Break in the drought

I should be on a camping trip to NC with Tom and Simon but, alas, not to be this year. Simon has a job at the Tremont Institute (or something like that), which is an outdoor experience destination for young people; ie summer camp. It’s also an internship for Si’s Environmental Science degree program. The plan was for the three of us to go up a few days ahead of his scheduled check in time and enjoy the western NC outdoors. Now I’ll do it vicariously via the magic of FaceBook pictures.

Rains starting, finally. Looks like the standard, late afternoon pop up showers are happening.
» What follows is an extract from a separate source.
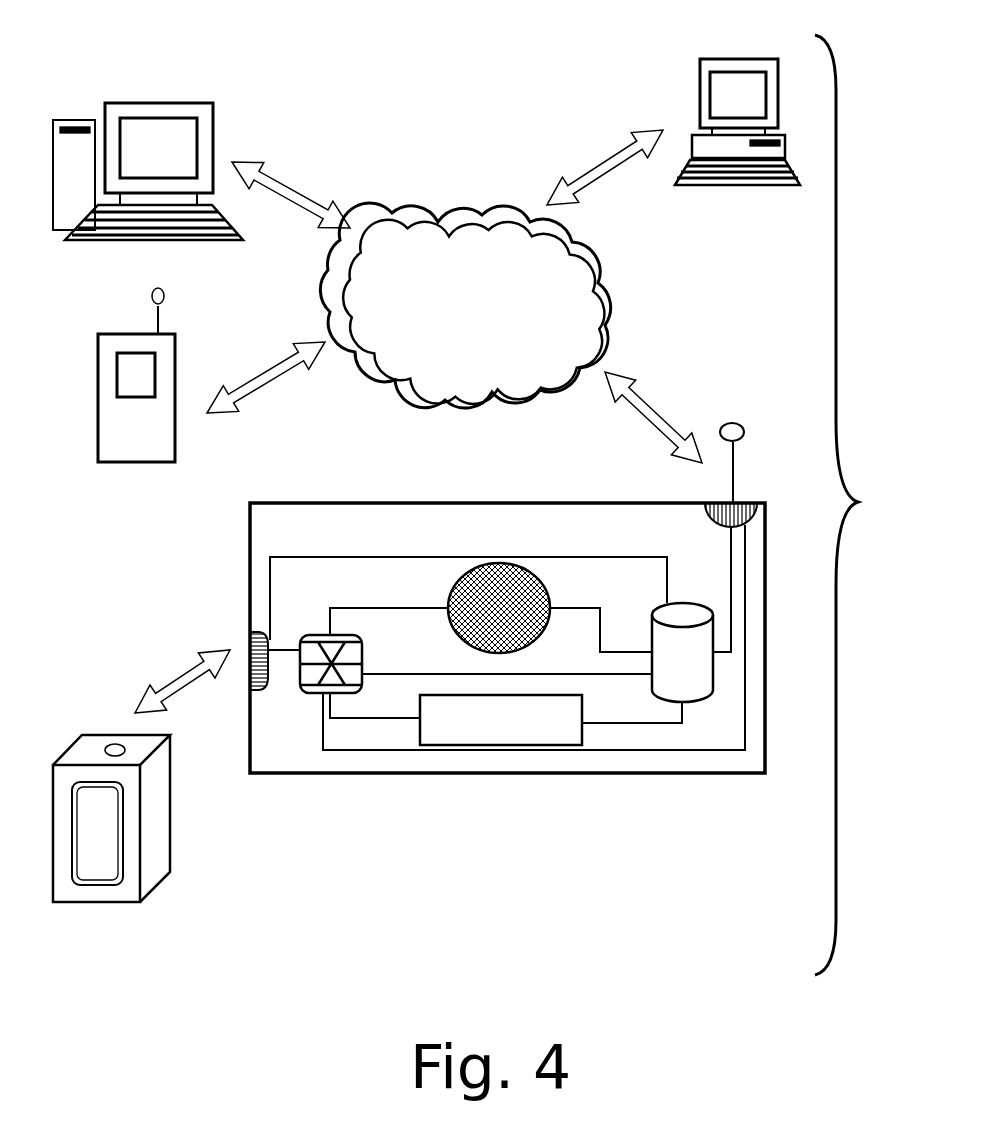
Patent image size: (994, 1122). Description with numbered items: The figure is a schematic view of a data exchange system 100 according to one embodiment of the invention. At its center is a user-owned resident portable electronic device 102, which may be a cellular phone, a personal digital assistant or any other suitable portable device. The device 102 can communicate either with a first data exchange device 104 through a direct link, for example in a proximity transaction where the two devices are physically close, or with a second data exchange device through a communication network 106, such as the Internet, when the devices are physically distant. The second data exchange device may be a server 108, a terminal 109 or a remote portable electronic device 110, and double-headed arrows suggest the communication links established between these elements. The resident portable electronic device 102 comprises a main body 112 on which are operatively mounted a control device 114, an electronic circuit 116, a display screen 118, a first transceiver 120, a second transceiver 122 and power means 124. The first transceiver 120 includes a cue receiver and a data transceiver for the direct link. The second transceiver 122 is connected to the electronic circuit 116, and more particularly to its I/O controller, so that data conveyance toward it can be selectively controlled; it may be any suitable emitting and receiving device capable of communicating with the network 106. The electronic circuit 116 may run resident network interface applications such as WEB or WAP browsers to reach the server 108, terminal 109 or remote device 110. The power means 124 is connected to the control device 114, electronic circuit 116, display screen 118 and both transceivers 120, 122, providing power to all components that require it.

In the past week we’ve accumulated about 2” which is enough for the garden and enough to, at least, reverse the lake’s downward trend. The storm named Beryl will hopefully bring a few rainy days along with it – 2” more so far. We could use an inch a day for the whole summer but I doubt seriously that will happen. I’m taking a few pictures to record what I hope will be the lowest level ever for the lake. There’s not even a foot of water at the end of the dock – ankle deep to be exact.
low-lake-under-docklow-lake-souza-docklow-lake-last-rung-outlow-lake-boat-liftlow-lake-shoreline
Couldn’t stand it any longer so I started turning the compost piles again and scooped up my “last” load of lake bottom. I’m being careful not to stress any of my innards but I think it would be ok to uptick my game a bit. Pulled out 3 squash plants which had given it all for the cause and started preparing that row for the next crop – maybe sweet potatoes for Thanksgiving. The last squash picked were turned into zuchinni bread about an hour after hitting the back door. We really had a great crop and I learned one thing for sure – those plants that I had covered with the insect netting thrived and produced a ton of produce; the uncovered plants simply did not perform as well. This year was an experiment with the floating covers but I’m a believer at this point and will expand their use next season.